Пётр Григорьевич, тяжело опустился на стул, уронил сжатые в кулаки руки на столешницу, и повёл по горнице невидящим взглядом.
— Сядь, — велел он коротко и замолчал, дожидаясь покуда отрок, кряхтя супротив него устроится.
— Что... — Никитка прочистил горло, — случилось чего, дядя Петя?
— Случилось. Да.
Пётр смахнул на пол треуголку и пригладил мокрые, как и кафтан волосы. Косица его расплелась и оттого чёрные с проседью пряди обвисли неприглядными космами.
— Случилось, — повторил он, пожевав губами.
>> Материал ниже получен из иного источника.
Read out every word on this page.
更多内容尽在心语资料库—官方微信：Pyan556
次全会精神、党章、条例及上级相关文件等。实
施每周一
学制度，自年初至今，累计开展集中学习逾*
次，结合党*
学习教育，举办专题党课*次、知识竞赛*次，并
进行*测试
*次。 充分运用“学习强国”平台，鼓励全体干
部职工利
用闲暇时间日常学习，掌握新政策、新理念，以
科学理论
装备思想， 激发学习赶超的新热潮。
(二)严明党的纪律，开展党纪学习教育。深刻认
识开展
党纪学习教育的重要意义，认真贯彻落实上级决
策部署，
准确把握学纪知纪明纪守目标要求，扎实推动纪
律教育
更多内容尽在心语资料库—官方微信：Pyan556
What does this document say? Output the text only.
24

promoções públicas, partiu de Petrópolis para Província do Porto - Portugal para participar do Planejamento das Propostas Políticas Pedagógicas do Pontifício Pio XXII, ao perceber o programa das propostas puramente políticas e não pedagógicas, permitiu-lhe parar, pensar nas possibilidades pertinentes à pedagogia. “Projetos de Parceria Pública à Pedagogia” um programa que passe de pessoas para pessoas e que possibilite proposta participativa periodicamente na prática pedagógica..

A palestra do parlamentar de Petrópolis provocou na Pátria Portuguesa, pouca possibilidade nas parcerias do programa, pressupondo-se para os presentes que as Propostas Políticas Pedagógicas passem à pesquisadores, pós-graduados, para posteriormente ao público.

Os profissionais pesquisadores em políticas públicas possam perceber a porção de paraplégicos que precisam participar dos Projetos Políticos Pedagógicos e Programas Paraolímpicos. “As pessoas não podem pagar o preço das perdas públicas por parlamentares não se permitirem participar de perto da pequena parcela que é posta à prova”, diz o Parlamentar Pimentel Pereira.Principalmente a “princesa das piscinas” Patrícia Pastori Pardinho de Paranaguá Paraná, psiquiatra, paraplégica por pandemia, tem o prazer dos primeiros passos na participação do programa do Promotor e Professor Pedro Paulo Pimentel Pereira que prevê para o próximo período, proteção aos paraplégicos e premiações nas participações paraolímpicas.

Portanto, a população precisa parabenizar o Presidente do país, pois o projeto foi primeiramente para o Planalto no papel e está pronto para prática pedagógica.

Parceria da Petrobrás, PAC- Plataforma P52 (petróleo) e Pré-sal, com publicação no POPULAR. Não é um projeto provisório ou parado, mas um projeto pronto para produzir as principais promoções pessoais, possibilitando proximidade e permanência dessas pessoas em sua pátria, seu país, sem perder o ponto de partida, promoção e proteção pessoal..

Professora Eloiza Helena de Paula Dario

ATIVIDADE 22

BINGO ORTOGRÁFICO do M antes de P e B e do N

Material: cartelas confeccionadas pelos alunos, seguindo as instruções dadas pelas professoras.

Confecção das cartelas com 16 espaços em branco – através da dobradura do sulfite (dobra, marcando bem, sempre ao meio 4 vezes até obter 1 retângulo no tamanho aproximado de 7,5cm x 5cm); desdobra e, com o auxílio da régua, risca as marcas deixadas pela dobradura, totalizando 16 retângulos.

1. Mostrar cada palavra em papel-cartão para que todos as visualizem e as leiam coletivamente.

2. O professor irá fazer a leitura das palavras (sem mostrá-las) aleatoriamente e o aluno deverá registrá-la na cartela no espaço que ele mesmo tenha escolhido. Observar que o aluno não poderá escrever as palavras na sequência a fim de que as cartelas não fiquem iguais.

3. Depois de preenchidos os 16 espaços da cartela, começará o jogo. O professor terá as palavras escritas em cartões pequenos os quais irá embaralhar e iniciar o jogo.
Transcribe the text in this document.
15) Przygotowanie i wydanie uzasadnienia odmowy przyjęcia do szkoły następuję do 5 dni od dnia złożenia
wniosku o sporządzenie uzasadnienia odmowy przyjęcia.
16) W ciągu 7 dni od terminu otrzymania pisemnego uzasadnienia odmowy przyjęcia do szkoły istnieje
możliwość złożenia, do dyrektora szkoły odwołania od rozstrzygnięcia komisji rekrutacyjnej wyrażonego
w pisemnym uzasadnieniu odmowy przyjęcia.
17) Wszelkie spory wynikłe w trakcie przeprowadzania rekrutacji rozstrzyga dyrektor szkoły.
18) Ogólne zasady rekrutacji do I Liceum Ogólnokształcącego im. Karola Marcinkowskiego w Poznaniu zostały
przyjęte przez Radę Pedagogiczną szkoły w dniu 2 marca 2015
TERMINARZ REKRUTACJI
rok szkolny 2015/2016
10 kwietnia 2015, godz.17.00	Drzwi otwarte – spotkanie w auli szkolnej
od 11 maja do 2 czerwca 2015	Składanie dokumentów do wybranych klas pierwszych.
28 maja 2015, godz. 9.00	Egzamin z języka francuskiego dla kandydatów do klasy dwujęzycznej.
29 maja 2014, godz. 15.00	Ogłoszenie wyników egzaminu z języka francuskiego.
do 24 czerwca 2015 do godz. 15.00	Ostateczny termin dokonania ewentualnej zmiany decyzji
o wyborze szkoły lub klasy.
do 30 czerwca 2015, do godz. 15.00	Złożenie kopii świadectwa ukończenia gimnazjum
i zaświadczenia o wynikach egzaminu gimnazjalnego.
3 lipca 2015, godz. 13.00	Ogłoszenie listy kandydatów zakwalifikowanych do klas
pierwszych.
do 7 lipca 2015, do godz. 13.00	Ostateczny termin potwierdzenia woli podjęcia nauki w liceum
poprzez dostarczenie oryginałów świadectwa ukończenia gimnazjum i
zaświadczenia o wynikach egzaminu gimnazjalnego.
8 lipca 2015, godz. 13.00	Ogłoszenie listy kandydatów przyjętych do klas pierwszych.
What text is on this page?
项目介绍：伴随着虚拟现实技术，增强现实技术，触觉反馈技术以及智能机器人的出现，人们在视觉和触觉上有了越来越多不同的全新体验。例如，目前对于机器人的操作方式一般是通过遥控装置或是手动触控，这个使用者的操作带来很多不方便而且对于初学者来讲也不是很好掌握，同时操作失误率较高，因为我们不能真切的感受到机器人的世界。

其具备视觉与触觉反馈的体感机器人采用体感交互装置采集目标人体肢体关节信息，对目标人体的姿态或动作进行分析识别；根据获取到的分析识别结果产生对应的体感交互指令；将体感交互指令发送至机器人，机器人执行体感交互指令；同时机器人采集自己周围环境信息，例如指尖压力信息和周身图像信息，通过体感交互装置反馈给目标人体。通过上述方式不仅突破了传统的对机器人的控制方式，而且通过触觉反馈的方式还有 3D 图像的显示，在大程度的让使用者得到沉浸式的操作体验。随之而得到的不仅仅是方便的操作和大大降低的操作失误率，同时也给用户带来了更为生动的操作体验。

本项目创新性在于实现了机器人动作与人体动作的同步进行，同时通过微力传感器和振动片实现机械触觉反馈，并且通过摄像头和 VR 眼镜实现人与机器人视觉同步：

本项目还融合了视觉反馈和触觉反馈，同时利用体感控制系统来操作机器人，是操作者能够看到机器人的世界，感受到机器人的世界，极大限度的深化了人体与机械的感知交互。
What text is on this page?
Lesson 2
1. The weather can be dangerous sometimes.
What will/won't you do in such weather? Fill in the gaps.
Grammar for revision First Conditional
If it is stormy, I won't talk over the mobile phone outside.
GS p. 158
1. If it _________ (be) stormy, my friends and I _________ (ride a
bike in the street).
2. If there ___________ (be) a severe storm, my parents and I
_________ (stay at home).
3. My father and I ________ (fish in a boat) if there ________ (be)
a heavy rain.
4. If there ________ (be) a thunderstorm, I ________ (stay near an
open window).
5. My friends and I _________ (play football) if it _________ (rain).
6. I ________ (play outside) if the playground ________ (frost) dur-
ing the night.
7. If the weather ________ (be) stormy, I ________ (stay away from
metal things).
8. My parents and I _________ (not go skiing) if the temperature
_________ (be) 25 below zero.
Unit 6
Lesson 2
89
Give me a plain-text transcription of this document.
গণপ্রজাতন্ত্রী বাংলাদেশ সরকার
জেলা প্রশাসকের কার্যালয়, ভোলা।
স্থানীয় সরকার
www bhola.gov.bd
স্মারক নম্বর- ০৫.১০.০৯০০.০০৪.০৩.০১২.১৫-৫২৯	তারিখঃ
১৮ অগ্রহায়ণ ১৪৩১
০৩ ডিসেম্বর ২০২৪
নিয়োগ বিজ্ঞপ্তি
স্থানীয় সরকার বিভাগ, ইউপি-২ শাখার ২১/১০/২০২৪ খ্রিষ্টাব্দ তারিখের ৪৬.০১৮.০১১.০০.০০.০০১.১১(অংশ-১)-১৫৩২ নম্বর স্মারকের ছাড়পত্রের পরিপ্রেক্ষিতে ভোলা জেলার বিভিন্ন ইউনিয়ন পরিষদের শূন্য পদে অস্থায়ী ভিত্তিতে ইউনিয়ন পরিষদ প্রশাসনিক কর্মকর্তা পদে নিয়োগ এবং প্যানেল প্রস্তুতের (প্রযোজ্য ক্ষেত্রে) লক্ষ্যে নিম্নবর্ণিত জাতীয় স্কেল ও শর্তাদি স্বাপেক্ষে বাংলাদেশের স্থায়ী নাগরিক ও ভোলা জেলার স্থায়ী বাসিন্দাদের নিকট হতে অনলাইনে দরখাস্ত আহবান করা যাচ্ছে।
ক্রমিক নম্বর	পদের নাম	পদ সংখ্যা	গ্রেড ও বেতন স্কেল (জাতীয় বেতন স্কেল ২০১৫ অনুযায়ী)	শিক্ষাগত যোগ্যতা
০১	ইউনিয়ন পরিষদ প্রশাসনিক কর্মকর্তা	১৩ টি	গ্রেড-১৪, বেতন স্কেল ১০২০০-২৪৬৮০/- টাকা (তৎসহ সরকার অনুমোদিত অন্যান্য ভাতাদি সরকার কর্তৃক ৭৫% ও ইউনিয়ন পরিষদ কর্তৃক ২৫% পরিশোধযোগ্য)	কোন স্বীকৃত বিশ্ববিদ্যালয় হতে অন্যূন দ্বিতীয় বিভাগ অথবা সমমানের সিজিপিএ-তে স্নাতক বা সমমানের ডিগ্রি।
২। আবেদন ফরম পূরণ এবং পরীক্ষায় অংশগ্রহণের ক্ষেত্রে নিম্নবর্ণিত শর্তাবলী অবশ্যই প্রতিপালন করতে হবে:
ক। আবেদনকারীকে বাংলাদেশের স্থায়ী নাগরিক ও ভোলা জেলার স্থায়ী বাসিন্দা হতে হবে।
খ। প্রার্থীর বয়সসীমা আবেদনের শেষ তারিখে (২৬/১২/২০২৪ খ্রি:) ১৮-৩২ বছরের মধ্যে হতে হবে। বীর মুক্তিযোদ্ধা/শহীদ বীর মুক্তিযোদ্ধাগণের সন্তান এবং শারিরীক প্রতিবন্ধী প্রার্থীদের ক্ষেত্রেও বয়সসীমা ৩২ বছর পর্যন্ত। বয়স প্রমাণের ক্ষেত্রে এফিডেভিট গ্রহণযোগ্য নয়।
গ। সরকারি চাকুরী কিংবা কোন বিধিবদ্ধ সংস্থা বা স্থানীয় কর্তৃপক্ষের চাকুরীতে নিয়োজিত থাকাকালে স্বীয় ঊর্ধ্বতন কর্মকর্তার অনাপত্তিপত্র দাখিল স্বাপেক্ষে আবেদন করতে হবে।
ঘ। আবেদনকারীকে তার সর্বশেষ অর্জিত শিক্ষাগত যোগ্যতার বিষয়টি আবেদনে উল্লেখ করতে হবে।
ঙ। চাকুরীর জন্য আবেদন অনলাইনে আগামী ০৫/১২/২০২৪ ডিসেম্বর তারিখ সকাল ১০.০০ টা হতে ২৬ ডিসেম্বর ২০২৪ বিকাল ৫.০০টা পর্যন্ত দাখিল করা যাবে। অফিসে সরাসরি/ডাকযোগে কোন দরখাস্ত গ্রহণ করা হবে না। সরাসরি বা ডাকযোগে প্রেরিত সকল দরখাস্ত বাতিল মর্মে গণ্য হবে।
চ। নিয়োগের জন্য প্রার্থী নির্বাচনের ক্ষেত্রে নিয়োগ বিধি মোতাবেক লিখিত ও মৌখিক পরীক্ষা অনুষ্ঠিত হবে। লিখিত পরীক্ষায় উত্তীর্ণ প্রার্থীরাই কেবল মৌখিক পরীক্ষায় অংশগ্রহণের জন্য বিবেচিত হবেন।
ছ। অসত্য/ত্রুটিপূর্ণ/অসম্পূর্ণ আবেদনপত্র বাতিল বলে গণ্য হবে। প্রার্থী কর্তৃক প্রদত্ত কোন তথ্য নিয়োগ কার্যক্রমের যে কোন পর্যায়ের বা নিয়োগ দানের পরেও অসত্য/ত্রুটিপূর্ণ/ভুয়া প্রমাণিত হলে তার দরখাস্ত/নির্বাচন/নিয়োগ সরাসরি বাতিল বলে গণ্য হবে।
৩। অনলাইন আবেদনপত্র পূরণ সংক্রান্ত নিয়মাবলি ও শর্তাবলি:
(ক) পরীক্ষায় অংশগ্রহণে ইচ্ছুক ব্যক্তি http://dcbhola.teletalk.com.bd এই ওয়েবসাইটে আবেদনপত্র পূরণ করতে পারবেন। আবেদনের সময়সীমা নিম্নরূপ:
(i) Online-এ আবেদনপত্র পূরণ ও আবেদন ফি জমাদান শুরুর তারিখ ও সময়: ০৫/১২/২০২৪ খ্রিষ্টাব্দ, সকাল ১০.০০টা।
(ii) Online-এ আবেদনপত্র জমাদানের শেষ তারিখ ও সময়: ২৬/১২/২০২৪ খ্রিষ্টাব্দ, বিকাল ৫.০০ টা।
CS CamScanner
А после, вдруг, резко поднялся, и, прошагав к буфету, вынул из него початую бутылку хлебного вина да две чарки. Молча уселся обратно, молча разлил прозрачную коричневую жидкость. Двинул чарку к отроку и велел, — Пей.
Никитка недоумённо посмотрел на воспитателя, — не то чтобы он спиритус виниа никогда не пробовал, но любителем зелья сего не был. А чтобы дядя Петя, который и сам не водил дружбы со змием зелёным, ему предложил выпить, должно и вовсе что-то дикое приключиться.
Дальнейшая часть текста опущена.